There is a 1-1 correspondence between data compression and generative models. GPT-2 is a highly effective loseless data compression tool: https://bellard.org/textsynth/sms.html
Always wondered why this insight is not taught as much, especially in the context of things like dimensionality reduction...
The Hutter prize for improved compression algorithms is explicitly about the relationship between compression and intelligence. http://prize.hutter1.net/
I think the actual guessing space for these free response problems is much smaller, through simple priors over the question. For example:
“Richard, Jerry, and Robert are going to share 60 cherries.
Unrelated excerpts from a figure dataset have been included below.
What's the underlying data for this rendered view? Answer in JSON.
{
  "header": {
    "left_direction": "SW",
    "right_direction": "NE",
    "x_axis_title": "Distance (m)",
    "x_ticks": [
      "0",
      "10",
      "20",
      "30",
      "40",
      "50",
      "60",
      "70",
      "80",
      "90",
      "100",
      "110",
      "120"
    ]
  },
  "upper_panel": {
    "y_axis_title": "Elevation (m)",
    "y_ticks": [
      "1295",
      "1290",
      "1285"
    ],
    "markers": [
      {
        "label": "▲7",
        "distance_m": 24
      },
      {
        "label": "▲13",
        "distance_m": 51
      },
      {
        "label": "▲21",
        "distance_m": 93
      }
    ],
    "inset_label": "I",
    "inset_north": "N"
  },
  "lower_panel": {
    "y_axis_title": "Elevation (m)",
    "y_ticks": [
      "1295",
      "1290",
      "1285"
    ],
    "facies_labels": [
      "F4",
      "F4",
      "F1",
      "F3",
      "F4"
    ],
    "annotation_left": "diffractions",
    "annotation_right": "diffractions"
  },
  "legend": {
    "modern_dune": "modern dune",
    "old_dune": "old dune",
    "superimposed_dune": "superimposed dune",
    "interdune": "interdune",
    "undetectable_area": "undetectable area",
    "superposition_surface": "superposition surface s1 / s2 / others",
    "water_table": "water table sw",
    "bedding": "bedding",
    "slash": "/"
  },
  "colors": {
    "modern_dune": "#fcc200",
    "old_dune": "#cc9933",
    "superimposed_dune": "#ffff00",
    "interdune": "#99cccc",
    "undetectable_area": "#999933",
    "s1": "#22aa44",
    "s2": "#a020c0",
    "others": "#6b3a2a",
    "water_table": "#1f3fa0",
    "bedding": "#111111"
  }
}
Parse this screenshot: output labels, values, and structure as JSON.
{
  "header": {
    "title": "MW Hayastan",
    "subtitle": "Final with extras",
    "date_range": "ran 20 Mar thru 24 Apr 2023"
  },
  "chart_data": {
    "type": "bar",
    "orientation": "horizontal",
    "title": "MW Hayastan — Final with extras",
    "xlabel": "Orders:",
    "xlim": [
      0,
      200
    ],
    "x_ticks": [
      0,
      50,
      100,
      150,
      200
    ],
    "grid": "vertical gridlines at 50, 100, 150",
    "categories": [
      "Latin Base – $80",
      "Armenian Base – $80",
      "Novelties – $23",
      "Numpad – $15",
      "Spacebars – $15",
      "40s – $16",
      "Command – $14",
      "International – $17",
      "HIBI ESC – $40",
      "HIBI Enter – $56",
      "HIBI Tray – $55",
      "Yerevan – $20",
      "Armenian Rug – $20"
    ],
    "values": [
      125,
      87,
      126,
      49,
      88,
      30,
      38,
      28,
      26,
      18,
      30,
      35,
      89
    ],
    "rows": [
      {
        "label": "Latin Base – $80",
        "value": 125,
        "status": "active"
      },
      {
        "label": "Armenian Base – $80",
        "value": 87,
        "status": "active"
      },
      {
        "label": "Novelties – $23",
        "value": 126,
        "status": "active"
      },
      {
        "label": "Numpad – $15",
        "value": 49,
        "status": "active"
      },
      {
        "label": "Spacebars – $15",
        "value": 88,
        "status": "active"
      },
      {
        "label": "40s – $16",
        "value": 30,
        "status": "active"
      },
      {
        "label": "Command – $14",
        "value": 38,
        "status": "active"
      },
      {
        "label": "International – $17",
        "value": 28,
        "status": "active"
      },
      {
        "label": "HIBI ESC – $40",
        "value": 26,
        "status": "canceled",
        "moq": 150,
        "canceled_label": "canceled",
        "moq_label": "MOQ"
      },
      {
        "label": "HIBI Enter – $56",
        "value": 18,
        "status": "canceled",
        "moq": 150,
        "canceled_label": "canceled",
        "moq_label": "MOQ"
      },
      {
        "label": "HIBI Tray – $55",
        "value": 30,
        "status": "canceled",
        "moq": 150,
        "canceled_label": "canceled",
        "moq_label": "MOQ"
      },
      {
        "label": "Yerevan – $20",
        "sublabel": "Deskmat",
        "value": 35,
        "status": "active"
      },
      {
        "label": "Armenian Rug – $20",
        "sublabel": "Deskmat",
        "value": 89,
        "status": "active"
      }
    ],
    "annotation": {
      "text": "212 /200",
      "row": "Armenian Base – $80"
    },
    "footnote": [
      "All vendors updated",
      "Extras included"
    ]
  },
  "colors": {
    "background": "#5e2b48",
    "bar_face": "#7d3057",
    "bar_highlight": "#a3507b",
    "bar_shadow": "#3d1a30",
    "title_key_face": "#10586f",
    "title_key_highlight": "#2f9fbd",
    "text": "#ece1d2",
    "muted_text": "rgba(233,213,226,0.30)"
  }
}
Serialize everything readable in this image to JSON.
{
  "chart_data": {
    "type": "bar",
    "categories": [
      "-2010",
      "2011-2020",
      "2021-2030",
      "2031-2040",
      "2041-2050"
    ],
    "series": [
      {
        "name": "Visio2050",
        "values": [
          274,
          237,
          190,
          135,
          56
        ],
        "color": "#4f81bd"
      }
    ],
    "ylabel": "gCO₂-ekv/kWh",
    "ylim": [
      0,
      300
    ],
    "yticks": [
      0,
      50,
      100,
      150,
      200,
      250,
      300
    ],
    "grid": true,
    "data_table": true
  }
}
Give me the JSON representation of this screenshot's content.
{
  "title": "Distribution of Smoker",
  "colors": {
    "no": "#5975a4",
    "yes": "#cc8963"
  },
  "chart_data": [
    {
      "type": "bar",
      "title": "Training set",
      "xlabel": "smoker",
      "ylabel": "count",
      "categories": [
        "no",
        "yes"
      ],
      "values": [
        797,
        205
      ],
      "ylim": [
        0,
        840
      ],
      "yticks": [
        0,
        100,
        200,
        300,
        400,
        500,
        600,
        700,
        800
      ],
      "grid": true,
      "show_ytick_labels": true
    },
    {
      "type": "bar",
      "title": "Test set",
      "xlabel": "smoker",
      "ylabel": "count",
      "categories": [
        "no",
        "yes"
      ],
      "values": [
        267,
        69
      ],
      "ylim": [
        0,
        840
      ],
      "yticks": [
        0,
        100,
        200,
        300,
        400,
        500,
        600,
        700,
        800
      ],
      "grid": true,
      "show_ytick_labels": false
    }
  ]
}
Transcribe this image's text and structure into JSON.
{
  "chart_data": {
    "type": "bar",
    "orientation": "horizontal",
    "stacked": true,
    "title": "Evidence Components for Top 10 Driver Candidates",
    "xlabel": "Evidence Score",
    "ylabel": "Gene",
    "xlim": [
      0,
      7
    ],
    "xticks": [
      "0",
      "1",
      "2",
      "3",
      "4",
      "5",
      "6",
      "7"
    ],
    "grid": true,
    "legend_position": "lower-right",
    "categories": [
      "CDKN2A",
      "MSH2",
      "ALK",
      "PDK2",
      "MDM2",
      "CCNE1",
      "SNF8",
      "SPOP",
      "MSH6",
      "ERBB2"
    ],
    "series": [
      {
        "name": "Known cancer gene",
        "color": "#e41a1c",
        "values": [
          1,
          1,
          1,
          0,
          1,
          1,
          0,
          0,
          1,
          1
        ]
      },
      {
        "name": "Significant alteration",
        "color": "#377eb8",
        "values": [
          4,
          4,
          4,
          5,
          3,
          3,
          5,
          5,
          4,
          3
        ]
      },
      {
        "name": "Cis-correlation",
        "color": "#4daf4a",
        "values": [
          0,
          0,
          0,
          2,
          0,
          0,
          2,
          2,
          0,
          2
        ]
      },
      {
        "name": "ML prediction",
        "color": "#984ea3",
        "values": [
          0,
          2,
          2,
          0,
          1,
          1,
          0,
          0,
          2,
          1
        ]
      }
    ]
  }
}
If Robert has 30 cherries, and has 10 more than Richard, how many more cherries does Robert have than Jerry?”
A rudimentary model will likely already know the answer is between 0-60.
Knowing that the answer involves addition and subtraction narrows it down to maybe 8 answers.
While SAT problems have only 4 answers, there’s usually one trick/trap answer, which I think might be be difficult for a model to not accidentally guess. The analogy I can think of is sometimes it’s better to cover up the answers first and work out a solution, to not get biased by any particular answer choice.
I would argue that it "knows" an awful lot, but it can't actually reason with it.
However impressive GPT3 type models are, I am not particularly convinced that they're much more than glorified hashtables.
If the hash table is large enough, it can produce lot of answers to a lot of questions, or approximately imitate a lot of stuff it's seen before.
Whether it can actually combine "knowledge" it has stored in its weights into a pattern it's never seen before ... I'm not convinced.